L'objet est beau, dans sa pochette cartonnée à double compartiment. D'un côté la galette, de l'autre une version miniature d'une affiche de propagande américaine datant de 1943 sur laquelle on peut lire un "United We Win" des plus évocateurs. On le sait, Defeater fait dans le concept. Cet EP six titres met donc en scène un homme venant tout juste d'enterrer sa mère et dont le père décédé a combattu pendant la Première Guerre Mondiale.

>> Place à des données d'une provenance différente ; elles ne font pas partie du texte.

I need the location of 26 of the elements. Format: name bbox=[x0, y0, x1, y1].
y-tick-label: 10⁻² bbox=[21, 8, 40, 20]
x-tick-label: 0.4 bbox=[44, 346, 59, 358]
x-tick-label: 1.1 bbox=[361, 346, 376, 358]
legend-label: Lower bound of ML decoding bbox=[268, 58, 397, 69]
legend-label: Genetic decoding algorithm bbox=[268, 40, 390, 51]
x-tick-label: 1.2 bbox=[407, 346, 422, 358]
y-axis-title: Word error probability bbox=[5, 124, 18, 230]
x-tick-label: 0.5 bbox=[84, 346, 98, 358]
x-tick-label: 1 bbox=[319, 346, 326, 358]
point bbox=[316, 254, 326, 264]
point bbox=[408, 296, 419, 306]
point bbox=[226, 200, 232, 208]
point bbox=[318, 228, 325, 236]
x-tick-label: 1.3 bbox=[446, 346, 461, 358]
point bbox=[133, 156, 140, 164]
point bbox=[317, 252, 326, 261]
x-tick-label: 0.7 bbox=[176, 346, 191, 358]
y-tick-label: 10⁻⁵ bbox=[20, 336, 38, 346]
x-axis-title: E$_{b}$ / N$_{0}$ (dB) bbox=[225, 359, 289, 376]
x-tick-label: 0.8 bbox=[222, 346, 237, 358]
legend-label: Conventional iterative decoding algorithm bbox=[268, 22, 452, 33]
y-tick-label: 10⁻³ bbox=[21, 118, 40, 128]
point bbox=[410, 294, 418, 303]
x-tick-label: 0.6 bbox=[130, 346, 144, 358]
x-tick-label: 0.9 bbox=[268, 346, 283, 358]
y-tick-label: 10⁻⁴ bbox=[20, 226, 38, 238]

Au fil des six morceaux, Derek Archambault raconte la vie de cet homme, de son entrée dans l'armée et de sa volonté de faire la fierté de ses parents disparus à son arrivée sur le front jusqu'à son retour au pays où commence le vrai drame social et psychologique des vétérans.

Au dos de cette fameuse affiche, on trouve les textes de chaque chanson, entrecoupés de courts paragraphes racontant plus en détails l'histoire de cet homme que l'on découvre, que l'on suit et qu'on apprend à connaître, finalement. Comme un journal intime, écrit à la première personne, c'est véritablement un extrait d'autobiographie qui nous est servi, donnant aux textes un intérêt encore plus grand, complétant l'aventure et permettant de mieux saisir ce que Defeater veut nous faire passer comme sensations, comme sentiments.

Derek débite ses textes avec toujours cette voix criée, hurlée, pratiquement pleurée, mais tellement monocorde, son seul point faible finalement. Toujours pas de gang vocals mais une intensité dans la diction, une émotion palpable. un vrai jeu d'acteur. Musicalement, le groupe arrive à tirer meilleur profit des musiciens et c'est sans doute là que réside toute la force de Defeater qui ne se cantonne pas à un genre musical borné et carré, piochant des influences dans le Blues ou le Rock par-exemple. Il en résulte une diversité et une richesse qui font de chacun des six titres un objet à part, différentiable du reste du lot, sans oublier des bridges souvent orchestrés par la batterie ("The Red, White and Blues", "The Bite and Sting"), véritable pilier de l'ensemble (comme sur Travels). Le groupe ne dénigre pas non plus les solos poétiques ("Beggin' in the Slums") et fait même un petit clin d’œil à son premier album en clôture de l'EP où on entend les cordes grattées de la guitare du personnage central de l'histoire qui font écho au final de "Prophet In Plain Clothes".

En bref, un EP à la profondeur énorme, tant au niveau des textes que musicalement parlant. Un petit bijou qui reste évidemment peu accessible à ceux dont le Hardcore font se dresser les poils et les cheveux. Dommage pour eux.